James Ready Brewing Co. is a Canadian beer brand brewed at Moosehead Breweries in Toronto, Montréal, and Saint John. The brand has five lagers, each with varying alcohol by volume. These five lagers (from lightest to darkest) are:

1. James Ready Lager
2. James Ready Light
3. James Ready Original Ale
4. James Ready 5.5
5. James Ready 6.0

== History ==
Ready Brewery was founded by James Ready in Saint John, a man from Ireland. Moosehead was founded by the Oland family in Nova Scotia. Moosehead Brewery's original founders, Susannah and John Oland, first named the brewery The Army and Navy Brewery, as most of their customers were soldiers. After two fires and the Halifax Harbour Explosion, the Oland sons relocated Moosehead from Halifax to Saint John, buying the already established Ready Brewery and branding it as Moosehead Brewery by 1931. Now Canada's oldest brewery, Moosehead Brewery is operated by descendants of the Oland family.

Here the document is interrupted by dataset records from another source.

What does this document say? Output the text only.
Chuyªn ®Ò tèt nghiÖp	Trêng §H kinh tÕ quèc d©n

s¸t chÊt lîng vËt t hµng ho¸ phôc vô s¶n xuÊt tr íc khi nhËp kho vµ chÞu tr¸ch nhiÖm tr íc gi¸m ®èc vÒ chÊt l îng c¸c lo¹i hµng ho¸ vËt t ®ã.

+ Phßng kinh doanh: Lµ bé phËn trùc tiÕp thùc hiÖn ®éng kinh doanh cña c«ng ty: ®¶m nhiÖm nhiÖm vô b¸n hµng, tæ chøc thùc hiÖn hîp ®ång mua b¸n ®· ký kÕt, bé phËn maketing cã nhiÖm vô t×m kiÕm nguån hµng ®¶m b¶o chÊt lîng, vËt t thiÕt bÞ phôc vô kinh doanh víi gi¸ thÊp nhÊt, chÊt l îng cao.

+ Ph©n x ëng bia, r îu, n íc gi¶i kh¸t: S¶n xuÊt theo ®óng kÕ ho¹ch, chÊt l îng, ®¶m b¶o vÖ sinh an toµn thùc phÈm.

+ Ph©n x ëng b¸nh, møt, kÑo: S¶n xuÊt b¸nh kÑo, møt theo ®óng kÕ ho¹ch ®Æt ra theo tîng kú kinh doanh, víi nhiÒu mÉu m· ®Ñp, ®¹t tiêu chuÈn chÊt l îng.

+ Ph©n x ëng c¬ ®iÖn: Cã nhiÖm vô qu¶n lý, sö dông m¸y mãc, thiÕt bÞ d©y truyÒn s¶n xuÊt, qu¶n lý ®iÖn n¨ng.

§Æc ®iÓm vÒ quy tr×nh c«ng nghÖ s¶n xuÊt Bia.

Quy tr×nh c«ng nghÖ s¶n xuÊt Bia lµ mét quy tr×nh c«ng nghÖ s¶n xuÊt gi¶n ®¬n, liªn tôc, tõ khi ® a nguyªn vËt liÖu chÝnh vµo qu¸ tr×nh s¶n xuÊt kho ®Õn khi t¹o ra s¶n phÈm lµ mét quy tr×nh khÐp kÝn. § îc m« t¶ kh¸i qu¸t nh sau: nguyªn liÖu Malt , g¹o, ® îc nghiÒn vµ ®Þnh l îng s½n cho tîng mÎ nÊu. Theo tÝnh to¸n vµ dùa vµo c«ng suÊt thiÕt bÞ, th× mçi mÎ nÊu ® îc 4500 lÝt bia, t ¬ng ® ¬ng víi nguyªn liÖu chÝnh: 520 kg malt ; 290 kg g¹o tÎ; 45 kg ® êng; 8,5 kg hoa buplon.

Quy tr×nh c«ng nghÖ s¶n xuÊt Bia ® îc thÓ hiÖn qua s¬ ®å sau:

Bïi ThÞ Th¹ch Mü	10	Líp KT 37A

==Marketing and expansion==
The James Ready brand uses a variety of advertising techniques. In 2011, they utilized the letters on the underside of the bottle caps to hold a "spelling bee competition." Twice a week, the brand posted videos on its Facebook page where a word was spelled out using the undersides of the bottle caps. The first participant to spell out the same word using bottle caps and post it on the page would win a small trinket as a prize.
Also using their Facebook page, James Ready created a campaign called the "Drinkers of Awesomeness Bottles." Drinkers posted their pictures on the brand's page to prove themselves as James Ready's most loyal drinker. Based on voting by Facebook followers, the top 100 entrants in the contest had their pictures turned into labels on James Ready beer bottles. These simple, Facebook-based techniques solidified James Ready's target market as college students, as those were the people who dominated the brand's Facebook page.

Collaborating with Leo Burnett advertising agency, James Ready prepared for expansion in 2012 and 2013. The brand's Facebook advertising was due to a small budget however with increased competition in the beer industry, James Ready aims to expand its market and its advertising techniques. Leo Burnett and James Ready's consumer interaction-focused advertising has highlighted their entertainment factor in the past, and now with plans to expand, the two are prepared to increase profits and gain more interest in the brand. James Ready plans to move across Western Canada and into the beer tap industry, opening its target market to older audiences, as opposed to being focused on Southern Ontario college students.